The European Union wants to include a reference by industrialised countries that names a cut of 25-40 percent in their emissions by 2020, compared with 1990 levels.

"We'd prefer it to stay in, there's no question of that," said Hilary Benn, Britain's secretary of state for environment. "It reflects what the IPCC says."

Ministers are also divided over the deadline for the next deal.

A 2009 deadline is favoured by some while others argue that a later date would give the chance for the next US president to settle in and maybe coax the world's top greenhouse emitter into the Kyoto format.

Developing countries are meanwhile pushing for support from rich nations to encourage conservation of their forests and transfer of clean technology.

Pakistan's Munir Akram, representing a group of 77 developing nations, said Wednesday that talks on the technology transfer broke down in the early hours of the previous night.

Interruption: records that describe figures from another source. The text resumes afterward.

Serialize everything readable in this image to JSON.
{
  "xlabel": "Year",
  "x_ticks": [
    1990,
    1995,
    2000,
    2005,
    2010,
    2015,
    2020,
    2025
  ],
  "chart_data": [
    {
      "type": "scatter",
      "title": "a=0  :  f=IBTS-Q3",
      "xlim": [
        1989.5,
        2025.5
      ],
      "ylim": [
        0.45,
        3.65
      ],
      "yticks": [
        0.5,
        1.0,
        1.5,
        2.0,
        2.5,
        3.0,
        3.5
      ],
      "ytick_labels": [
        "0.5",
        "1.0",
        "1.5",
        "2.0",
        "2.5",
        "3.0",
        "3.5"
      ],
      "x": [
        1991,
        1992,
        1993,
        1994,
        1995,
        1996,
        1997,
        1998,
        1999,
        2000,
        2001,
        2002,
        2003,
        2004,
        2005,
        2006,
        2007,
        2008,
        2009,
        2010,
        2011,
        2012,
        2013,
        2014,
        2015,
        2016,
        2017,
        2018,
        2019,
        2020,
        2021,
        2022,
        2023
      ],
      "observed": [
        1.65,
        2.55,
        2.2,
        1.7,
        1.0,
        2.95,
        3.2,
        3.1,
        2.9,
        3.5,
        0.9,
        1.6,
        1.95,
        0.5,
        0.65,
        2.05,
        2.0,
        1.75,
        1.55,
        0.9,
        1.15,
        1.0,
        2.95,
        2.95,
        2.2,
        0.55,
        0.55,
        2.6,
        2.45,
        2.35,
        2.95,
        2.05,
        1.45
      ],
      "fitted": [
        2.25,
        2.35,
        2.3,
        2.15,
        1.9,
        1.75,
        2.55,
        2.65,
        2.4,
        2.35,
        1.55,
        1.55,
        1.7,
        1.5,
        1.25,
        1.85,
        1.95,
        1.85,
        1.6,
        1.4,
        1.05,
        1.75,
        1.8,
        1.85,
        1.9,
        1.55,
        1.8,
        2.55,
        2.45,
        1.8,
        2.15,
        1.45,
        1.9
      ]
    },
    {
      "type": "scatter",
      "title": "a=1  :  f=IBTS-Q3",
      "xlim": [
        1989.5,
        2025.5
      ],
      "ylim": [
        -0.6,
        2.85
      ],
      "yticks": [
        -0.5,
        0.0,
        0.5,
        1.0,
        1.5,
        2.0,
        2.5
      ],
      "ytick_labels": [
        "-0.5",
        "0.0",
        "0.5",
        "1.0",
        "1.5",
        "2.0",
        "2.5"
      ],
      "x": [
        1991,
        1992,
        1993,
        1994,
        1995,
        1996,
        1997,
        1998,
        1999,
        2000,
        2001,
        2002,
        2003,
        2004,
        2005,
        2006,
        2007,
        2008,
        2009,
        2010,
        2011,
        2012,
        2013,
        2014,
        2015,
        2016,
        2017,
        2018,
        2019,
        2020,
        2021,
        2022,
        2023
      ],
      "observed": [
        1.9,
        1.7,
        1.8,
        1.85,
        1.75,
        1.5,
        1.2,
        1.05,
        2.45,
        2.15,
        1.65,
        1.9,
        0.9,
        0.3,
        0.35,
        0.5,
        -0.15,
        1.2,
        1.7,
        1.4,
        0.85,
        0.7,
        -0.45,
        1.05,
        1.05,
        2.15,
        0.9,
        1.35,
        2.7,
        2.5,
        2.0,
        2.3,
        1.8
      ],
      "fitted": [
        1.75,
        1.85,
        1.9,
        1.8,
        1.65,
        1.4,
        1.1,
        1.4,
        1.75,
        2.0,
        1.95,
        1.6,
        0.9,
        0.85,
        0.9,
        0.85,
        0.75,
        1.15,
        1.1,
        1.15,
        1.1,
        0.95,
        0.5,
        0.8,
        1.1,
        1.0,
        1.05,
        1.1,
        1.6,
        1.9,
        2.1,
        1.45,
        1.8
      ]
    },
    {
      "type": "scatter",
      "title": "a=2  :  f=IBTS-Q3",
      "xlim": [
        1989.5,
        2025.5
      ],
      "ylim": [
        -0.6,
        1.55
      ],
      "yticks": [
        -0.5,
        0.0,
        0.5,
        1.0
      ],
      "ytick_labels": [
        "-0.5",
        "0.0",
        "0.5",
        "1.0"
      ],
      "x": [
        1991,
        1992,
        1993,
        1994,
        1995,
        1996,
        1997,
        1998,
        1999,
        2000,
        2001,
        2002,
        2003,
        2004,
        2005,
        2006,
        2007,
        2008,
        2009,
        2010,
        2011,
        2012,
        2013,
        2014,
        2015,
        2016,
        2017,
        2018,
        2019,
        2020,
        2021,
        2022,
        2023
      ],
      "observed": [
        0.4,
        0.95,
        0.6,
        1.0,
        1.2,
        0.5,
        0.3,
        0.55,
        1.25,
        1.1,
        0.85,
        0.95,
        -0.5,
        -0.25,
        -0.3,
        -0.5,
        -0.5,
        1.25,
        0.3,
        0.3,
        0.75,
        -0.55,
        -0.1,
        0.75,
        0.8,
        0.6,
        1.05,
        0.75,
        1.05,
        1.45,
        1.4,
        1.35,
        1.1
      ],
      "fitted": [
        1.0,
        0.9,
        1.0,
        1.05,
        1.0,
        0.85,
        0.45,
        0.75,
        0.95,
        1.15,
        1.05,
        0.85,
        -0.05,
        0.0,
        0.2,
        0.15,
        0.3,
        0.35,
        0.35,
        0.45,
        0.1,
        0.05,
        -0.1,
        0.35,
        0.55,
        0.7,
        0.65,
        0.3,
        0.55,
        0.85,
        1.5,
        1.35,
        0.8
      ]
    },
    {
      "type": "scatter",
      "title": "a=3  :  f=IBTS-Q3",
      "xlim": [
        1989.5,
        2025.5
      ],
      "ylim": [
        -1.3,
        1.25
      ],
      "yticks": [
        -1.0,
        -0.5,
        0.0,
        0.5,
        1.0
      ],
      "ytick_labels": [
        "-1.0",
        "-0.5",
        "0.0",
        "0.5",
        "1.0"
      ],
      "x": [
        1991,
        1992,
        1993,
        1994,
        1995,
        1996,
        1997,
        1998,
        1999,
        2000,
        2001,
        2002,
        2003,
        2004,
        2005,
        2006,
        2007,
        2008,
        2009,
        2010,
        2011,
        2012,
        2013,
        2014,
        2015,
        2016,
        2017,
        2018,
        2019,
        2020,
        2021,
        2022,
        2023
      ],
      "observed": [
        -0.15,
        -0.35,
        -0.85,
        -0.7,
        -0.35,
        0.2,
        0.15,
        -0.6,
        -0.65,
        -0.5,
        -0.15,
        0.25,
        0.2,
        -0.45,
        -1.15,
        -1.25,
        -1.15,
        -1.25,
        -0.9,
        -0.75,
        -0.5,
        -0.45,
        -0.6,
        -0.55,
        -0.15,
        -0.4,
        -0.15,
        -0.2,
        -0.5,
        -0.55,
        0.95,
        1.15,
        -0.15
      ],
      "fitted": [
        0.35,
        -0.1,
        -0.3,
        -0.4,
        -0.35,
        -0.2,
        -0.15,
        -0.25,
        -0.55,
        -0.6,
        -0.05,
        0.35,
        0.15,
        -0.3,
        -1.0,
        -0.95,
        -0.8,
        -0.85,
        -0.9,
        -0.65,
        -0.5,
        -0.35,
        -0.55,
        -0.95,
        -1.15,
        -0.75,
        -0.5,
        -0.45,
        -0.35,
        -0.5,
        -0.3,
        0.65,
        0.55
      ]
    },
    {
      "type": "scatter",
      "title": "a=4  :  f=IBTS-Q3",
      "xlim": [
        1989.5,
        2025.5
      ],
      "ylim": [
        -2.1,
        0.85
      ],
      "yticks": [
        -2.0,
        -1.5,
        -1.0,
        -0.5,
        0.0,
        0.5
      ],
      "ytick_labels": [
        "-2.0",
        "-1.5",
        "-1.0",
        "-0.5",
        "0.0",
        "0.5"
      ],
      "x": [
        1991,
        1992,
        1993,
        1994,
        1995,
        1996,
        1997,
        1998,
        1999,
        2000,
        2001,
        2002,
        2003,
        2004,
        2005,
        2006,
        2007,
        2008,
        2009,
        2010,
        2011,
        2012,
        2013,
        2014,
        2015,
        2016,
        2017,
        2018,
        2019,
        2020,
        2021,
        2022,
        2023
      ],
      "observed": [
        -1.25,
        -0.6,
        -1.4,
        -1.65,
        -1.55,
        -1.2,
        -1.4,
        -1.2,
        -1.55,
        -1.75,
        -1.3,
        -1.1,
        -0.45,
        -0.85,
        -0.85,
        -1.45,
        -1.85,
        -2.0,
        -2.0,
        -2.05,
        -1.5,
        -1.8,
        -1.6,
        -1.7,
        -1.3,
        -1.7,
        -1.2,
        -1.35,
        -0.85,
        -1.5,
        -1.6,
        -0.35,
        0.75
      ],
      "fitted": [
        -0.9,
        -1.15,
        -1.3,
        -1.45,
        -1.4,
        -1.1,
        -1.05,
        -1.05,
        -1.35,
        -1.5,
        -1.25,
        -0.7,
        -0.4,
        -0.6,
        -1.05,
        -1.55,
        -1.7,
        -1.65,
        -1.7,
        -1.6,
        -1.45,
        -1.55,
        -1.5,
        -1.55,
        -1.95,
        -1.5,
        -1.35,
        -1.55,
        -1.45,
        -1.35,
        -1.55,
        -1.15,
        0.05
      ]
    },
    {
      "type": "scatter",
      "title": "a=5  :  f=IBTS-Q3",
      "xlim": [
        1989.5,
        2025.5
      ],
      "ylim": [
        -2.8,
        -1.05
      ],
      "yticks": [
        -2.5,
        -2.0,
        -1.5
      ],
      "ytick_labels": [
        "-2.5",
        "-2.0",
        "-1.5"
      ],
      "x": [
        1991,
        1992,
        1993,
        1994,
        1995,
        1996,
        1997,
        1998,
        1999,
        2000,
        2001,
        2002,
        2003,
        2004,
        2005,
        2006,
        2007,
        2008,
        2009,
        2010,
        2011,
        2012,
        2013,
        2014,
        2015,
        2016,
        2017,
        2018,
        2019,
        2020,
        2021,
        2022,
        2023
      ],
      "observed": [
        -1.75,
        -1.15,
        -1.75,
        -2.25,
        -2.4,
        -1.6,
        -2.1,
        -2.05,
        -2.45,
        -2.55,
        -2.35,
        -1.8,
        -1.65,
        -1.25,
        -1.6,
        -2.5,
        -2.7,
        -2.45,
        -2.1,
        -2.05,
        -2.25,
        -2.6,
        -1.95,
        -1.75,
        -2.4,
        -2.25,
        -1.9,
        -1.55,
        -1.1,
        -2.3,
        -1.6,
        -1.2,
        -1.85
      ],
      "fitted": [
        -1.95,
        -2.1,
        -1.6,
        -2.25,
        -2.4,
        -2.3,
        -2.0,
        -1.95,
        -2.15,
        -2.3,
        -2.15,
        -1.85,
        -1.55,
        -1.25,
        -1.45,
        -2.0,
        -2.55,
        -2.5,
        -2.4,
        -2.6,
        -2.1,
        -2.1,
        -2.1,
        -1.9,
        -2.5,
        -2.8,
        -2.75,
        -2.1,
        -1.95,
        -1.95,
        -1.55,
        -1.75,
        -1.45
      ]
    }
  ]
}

He said the row came down to only a single word and hinted that the United States was one of the nations behind the disagreement.

"I think our partners insisted on using the word 'programme' and our group insisted on using the word 'facility,'" said Akram, Pakistan's ambassador to the United Nations.

He said he was hopeful of solving the dispute but urged developed countries to set and pursue clear targets on cutting their gas emissions.

"This is just an example that at a certain level, the negotiators of our partners don't seem to live up to the rhetoric that we are hearing about their desire for the maximum Bali outcome," he said.